On God as His Own Interpreter

It is always easy upon reflection of a talk or sermon to identify something that I wish I had said. In the case of my recent talk on scripture’s authority, though, I really regret not including some comments on William Cowper. Friend of John Newton and a famous depressive, Cowper wrote many excellent hymns. God Moves in a Mysterious Way stands as one of the finest:

God moves in a mysterious way
His wonders to perform;
He plants His footsteps in the sea
And rides upon the storm.

Deep in unfathomable mines
Of never failing skill
He treasures up His bright designs
And works His sov’reign will.

Ye fearful saints, fresh courage take;
The clouds ye so much dread
Are big with mercy and shall break
In blessings on your head.

Judge not the Lord by feeble sense,
But trust Him for His grace;
Behind a frowning providence
He hides a smiling face.

His purposes will ripen fast,
Unfolding every hour;
The bud may have a bitter taste,
But sweet will be the flow’r.

Blind unbelief is sure to err
And scan His work in vain;
God is His own interpreter,
And He will make it plain.

The hymn concludes with the comforting assertion that the confusion of the world finds God as its final interpreter. Because God is sovereign the troubling aspects of his providence are reflections of his will, and we must trust him in his infinite wisdom to interpret his providential actions. Cowper recognized that just as God, through Christ, is the ultimate interpreter of scripture, God, through Christ, is the ultimate interpreter of the events unfolding in creation. Creation as the general self-revelation of God has Christ as its firstborn, creator, and sustainer. It is through and to Christ that all things in creation are being reconciled (Colossians 1:15-20).
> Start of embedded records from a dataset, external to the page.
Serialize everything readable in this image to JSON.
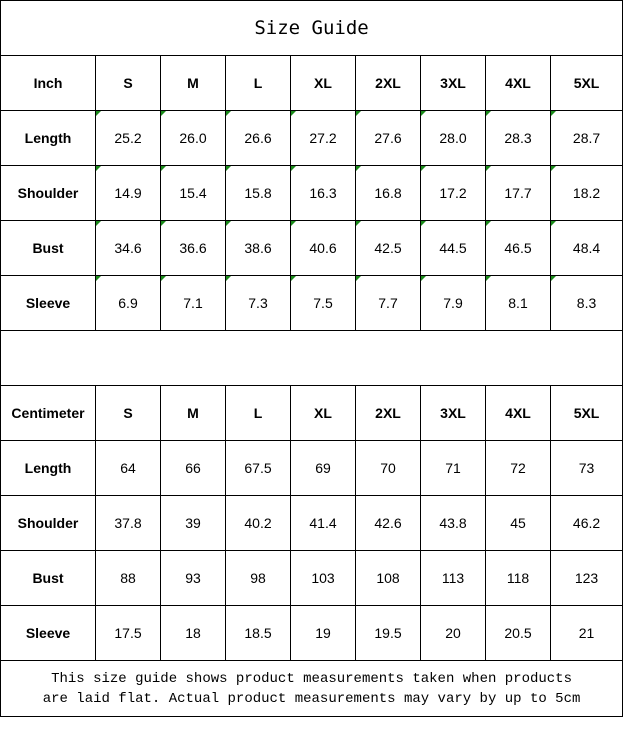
{
  "title": "Size Guide",
  "sizes": [
    "S",
    "M",
    "L",
    "XL",
    "2XL",
    "3XL",
    "4XL",
    "5XL"
  ],
  "inch": {
    "unit_label": "Inch",
    "rows": [
      {
        "label": "Length",
        "values": [
          "25.2",
          "26.0",
          "26.6",
          "27.2",
          "27.6",
          "28.0",
          "28.3",
          "28.7"
        ]
      },
      {
        "label": "Shoulder",
        "values": [
          "14.9",
          "15.4",
          "15.8",
          "16.3",
          "16.8",
          "17.2",
          "17.7",
          "18.2"
        ]
      },
      {
        "label": "Bust",
        "values": [
          "34.6",
          "36.6",
          "38.6",
          "40.6",
          "42.5",
          "44.5",
          "46.5",
          "48.4"
        ]
      },
      {
        "label": "Sleeve",
        "values": [
          "6.9",
          "7.1",
          "7.3",
          "7.5",
          "7.7",
          "7.9",
          "8.1",
          "8.3"
        ]
      }
    ]
  },
  "centimeter": {
    "unit_label": "Centimeter",
    "rows": [
      {
        "label": "Length",
        "values": [
          "64",
          "66",
          "67.5",
          "69",
          "70",
          "71",
          "72",
          "73"
        ]
      },
      {
        "label": "Shoulder",
        "values": [
          "37.8",
          "39",
          "40.2",
          "41.4",
          "42.6",
          "43.8",
          "45",
          "46.2"
        ]
      },
      {
        "label": "Bust",
        "values": [
          "88",
          "93",
          "98",
          "103",
          "108",
          "113",
          "118",
          "123"
        ]
      },
      {
        "label": "Sleeve",
        "values": [
          "17.5",
          "18",
          "18.5",
          "19",
          "19.5",
          "20",
          "20.5",
          "21"
        ]
      }
    ]
  },
  "note_line1": "This size guide shows product measurements taken when products",
  "note_line2": "are laid flat. Actual product measurements may vary by up to 5cm",
  "colors": {
    "cell_marker": "#1a8a1a"
  }
}
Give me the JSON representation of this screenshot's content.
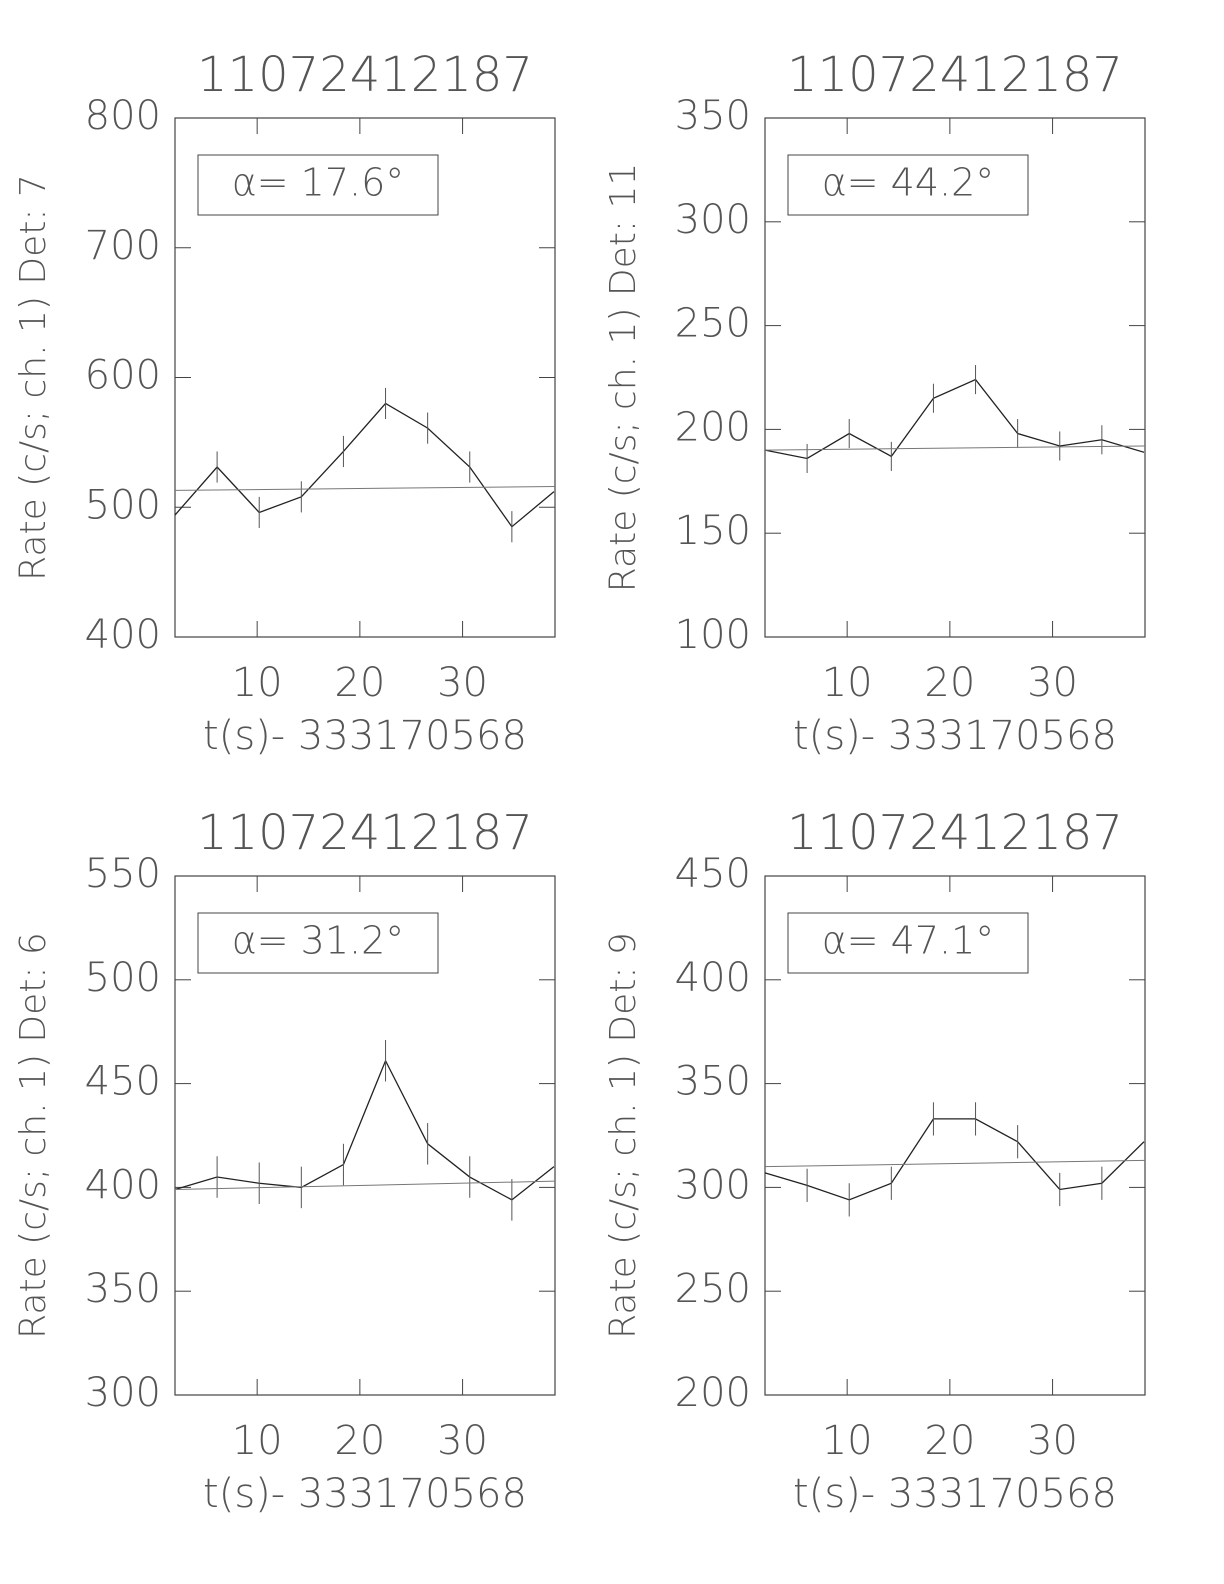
{
  "chart_data": [
    {
      "type": "line",
      "title": "11072412187",
      "y_label": "Rate (c/s; ch. 1) Det: 7",
      "x_label": "t(s)- 333170568",
      "annotation": "α= 17.6°",
      "x": [
        2.0,
        6.1,
        10.2,
        14.3,
        18.4,
        22.5,
        26.6,
        30.7,
        34.8,
        38.9
      ],
      "values": [
        494,
        531,
        496,
        508,
        543,
        580,
        561,
        531,
        485,
        512
      ],
      "errors": [
        null,
        12,
        12,
        12,
        12,
        12,
        12,
        12,
        12,
        null
      ],
      "fit_values": [
        513,
        516
      ],
      "xlim": [
        2,
        39
      ],
      "xticks": [
        10,
        20,
        30
      ],
      "ylim": [
        400,
        800
      ],
      "yticks": [
        400,
        500,
        600,
        700,
        800
      ]
    },
    {
      "type": "line",
      "title": "11072412187",
      "y_label": "Rate (c/s; ch. 1) Det: 11",
      "x_label": "t(s)- 333170568",
      "annotation": "α= 44.2°",
      "x": [
        2.0,
        6.1,
        10.2,
        14.3,
        18.4,
        22.5,
        26.6,
        30.7,
        34.8,
        38.9
      ],
      "values": [
        190,
        186,
        198,
        187,
        215,
        224,
        198,
        192,
        195,
        189
      ],
      "errors": [
        null,
        7,
        7,
        7,
        7,
        7,
        7,
        7,
        7,
        null
      ],
      "fit_values": [
        190,
        192
      ],
      "xlim": [
        2,
        39
      ],
      "xticks": [
        10,
        20,
        30
      ],
      "ylim": [
        100,
        350
      ],
      "yticks": [
        100,
        150,
        200,
        250,
        300,
        350
      ]
    },
    {
      "type": "line",
      "title": "11072412187",
      "y_label": "Rate (c/s; ch. 1) Det: 6",
      "x_label": "t(s)- 333170568",
      "annotation": "α= 31.2°",
      "x": [
        2.0,
        6.1,
        10.2,
        14.3,
        18.4,
        22.5,
        26.6,
        30.7,
        34.8,
        38.9
      ],
      "values": [
        399,
        405,
        402,
        400,
        411,
        461,
        421,
        405,
        394,
        410
      ],
      "errors": [
        null,
        10,
        10,
        10,
        10,
        10,
        10,
        10,
        10,
        null
      ],
      "fit_values": [
        399,
        403
      ],
      "xlim": [
        2,
        39
      ],
      "xticks": [
        10,
        20,
        30
      ],
      "ylim": [
        300,
        550
      ],
      "yticks": [
        300,
        350,
        400,
        450,
        500,
        550
      ]
    },
    {
      "type": "line",
      "title": "11072412187",
      "y_label": "Rate (c/s; ch. 1) Det: 9",
      "x_label": "t(s)- 333170568",
      "annotation": "α= 47.1°",
      "x": [
        2.0,
        6.1,
        10.2,
        14.3,
        18.4,
        22.5,
        26.6,
        30.7,
        34.8,
        38.9
      ],
      "values": [
        307,
        301,
        294,
        302,
        333,
        333,
        322,
        299,
        302,
        322
      ],
      "errors": [
        null,
        8,
        8,
        8,
        8,
        8,
        8,
        8,
        8,
        null
      ],
      "fit_values": [
        310,
        313
      ],
      "xlim": [
        2,
        39
      ],
      "xticks": [
        10,
        20,
        30
      ],
      "ylim": [
        200,
        450
      ],
      "yticks": [
        200,
        250,
        300,
        350,
        400,
        450
      ]
    }
  ]
}
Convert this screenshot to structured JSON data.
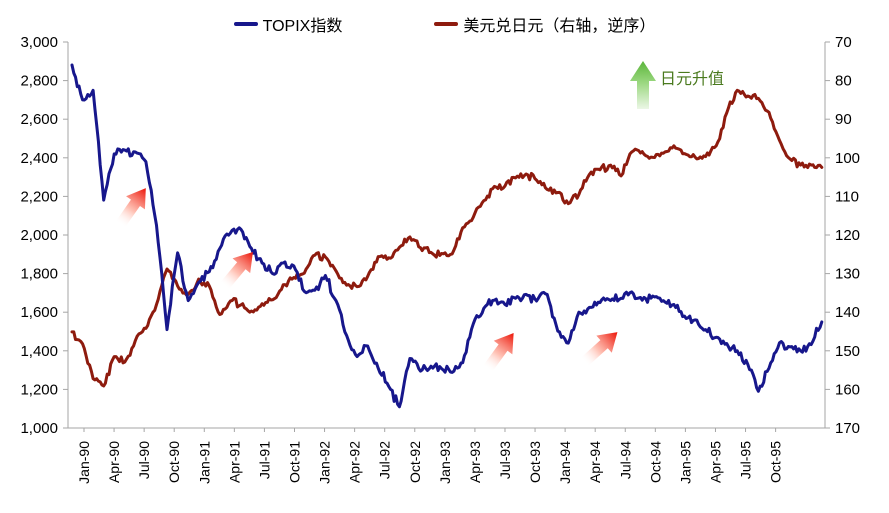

The definitive, interpretive grid upon creation’s circumstances and history is movement towards fulfillment in Christ. We can not see all the ways in which this is happening (“judge not the Lord by feeble sense”) or may rage against God for meaning (“and scan His work in vain”), but meaning is ultimately provided in creation by Christ, with Jesus himself being the telos. God is his own interpreter of creation, just as he is of his word, by and through the person of Christ. We may not always understand why what happens does, but we can trust God because he acted through and for Jesus.